Of course you could also go to your local schools or university and see if you can get an eager student that needs work experience doing their first project. They might even do it for free. Some schools even have programs where the students are required to go work at a company to complete their degree. These kids usually want to impress you and do a good job since it effects their education.
If all else fails and you still feel incapable of handling the tech side of things yourself, hire a consultant that will get these things done right for you and concentrate on other parts of your business.
Being overcharged for a website is very dependent on the work that was done and who was doing the work. It's hard to tell if you don't know anything about web sites. Also if you demand a certain deadline you might be expected to pay a higher rate if it requires the allocation of more resources (humans, machines, etc).

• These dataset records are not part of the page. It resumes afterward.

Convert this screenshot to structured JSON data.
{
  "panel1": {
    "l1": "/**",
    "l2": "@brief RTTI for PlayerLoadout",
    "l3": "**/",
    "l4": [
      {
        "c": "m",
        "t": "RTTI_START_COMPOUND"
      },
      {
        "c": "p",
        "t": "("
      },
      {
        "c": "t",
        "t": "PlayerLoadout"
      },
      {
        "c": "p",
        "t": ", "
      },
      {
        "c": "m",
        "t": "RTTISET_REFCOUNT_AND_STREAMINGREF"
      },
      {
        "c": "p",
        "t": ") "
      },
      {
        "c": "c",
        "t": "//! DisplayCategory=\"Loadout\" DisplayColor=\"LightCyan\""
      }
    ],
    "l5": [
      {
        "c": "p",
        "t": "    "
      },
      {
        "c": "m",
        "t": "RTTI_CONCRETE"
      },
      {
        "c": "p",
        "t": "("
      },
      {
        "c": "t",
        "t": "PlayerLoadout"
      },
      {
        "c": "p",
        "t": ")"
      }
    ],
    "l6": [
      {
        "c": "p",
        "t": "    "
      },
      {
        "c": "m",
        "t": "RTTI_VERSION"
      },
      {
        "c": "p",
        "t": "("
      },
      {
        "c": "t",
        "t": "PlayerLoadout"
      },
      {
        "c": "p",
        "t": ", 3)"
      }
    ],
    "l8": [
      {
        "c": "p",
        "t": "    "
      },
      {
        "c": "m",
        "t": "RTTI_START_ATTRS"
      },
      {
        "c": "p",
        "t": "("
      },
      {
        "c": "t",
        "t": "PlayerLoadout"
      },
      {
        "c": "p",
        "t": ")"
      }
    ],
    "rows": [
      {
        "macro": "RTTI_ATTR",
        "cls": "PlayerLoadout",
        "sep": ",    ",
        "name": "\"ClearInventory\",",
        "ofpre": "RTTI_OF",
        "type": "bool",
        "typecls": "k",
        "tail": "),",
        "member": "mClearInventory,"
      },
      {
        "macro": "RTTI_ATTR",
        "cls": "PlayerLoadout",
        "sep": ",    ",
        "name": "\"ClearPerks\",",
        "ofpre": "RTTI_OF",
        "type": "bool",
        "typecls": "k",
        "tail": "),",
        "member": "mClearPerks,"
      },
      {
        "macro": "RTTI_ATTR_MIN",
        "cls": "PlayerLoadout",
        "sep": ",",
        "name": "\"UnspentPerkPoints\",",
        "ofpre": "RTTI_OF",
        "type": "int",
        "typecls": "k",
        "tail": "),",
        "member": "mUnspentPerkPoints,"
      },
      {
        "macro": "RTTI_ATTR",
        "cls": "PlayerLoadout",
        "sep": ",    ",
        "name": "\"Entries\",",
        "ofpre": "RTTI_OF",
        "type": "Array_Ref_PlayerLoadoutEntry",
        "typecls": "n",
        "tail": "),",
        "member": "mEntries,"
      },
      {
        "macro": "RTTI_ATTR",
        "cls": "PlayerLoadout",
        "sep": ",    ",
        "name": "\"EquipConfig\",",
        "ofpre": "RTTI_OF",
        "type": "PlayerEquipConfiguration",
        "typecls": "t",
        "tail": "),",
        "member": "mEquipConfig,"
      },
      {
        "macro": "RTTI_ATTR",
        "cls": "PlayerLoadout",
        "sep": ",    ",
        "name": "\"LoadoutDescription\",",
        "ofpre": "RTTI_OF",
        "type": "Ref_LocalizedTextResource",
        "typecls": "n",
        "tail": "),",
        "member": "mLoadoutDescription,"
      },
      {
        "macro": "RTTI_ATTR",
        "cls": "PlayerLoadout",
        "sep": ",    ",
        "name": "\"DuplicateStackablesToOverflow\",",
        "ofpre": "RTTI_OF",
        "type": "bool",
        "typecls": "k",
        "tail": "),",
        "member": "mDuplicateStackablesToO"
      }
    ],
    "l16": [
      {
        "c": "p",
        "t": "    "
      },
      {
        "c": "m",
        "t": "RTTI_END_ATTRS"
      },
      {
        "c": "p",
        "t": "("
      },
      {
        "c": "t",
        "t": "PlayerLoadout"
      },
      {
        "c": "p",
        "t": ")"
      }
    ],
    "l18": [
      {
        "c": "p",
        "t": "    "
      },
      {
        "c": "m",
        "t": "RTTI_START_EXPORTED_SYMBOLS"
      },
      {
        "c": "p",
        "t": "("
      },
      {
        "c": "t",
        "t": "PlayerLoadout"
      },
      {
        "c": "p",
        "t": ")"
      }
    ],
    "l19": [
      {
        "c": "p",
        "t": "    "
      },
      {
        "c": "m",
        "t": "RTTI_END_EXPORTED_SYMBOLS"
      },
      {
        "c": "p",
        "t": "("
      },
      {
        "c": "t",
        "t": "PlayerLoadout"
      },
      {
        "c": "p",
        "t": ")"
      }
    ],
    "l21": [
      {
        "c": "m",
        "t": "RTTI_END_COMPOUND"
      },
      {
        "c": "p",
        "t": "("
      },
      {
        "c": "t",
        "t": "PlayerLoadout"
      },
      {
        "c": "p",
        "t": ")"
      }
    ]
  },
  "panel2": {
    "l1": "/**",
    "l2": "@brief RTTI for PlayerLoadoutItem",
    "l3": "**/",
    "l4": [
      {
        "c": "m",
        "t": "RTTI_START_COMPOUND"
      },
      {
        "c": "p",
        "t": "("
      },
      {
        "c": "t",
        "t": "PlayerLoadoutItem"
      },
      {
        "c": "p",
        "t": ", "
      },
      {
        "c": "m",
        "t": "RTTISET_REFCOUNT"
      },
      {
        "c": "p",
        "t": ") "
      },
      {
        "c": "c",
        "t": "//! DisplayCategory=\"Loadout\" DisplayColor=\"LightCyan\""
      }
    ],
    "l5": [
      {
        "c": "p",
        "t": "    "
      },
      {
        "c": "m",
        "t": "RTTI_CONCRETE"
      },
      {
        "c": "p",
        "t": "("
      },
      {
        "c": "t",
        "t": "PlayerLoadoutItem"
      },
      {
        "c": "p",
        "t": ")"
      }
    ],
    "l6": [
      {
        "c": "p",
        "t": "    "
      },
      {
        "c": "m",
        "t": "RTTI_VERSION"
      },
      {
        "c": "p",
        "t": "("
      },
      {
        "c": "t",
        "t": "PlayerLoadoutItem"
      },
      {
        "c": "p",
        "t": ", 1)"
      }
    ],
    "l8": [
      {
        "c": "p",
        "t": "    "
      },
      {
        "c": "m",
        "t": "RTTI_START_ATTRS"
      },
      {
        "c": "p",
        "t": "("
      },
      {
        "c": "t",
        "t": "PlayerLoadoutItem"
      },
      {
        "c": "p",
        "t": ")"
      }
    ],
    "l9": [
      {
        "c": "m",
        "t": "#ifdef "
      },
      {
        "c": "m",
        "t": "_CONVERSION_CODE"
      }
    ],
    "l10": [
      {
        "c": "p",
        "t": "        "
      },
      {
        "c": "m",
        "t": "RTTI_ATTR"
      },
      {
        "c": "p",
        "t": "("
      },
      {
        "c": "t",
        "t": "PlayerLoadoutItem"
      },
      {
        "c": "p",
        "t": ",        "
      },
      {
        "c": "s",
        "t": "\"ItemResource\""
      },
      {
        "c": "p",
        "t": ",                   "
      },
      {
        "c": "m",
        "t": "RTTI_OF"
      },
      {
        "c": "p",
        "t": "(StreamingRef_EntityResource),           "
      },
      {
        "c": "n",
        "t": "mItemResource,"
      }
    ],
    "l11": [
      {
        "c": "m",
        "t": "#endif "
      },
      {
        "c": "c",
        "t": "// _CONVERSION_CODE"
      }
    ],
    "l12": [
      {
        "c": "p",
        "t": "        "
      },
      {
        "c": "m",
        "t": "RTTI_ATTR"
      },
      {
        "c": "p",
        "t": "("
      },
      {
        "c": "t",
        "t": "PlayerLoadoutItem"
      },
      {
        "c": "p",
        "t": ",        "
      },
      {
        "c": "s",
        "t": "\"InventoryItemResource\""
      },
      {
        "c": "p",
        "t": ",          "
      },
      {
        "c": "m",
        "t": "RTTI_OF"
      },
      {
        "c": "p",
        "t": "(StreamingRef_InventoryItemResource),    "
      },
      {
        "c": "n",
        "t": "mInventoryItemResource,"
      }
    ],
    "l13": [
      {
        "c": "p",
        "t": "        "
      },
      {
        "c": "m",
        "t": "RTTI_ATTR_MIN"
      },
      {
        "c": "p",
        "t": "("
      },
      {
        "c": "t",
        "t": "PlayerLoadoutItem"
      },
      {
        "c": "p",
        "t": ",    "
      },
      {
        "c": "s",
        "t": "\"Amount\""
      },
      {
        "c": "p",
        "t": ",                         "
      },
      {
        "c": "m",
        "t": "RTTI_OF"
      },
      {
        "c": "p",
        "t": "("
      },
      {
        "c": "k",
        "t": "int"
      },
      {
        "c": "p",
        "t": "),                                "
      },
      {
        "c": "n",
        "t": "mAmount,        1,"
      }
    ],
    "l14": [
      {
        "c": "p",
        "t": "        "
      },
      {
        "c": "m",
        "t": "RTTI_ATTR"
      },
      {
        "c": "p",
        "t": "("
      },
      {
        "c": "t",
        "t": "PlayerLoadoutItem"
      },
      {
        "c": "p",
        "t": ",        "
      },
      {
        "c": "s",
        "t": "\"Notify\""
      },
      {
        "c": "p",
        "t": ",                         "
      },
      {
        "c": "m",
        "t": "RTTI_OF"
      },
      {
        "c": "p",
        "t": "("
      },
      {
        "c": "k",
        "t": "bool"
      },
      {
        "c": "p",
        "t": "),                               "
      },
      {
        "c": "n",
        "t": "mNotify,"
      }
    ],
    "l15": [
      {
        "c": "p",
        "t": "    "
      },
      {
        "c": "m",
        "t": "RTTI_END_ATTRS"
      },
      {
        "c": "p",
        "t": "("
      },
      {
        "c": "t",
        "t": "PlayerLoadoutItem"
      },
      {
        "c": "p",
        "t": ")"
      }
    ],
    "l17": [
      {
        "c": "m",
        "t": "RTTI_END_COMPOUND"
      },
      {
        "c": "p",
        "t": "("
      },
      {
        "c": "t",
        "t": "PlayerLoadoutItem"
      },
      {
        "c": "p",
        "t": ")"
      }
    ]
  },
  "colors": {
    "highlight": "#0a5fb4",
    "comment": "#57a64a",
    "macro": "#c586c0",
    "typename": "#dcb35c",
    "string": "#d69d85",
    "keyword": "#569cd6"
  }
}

You may not get the quality of work you anticipated from someone charging the lowest rate versus someone charging more.
- If someone simply installs WordPress for you on your own web server, and then installs a really fancy looking and free open source WordPress theme on it and end up charging you $3000 for it that's overcharging. But the tricky part is how to know the difference? To you it may look like a super awesome site and your super happy, and maybe it is better then all your friends sites or better then your competition. Now if I charged you $300 or even $500 maybe that might not be so much 'overcharging'. This is why you should probably pay an hourly fee based off an estimate and not a flat fee.
- If someone custom designed a theme for you from scratch, you should expect to pay for all the time it took, including the back and forth communication it took and design revisions to get to the final product. In this case $3000, $5000, $10000 is not unreasonable.
- If the company did custom database work, or custom programming work, or even copywriting that might constitute be rates/costs and also shows that more was involved in the creation.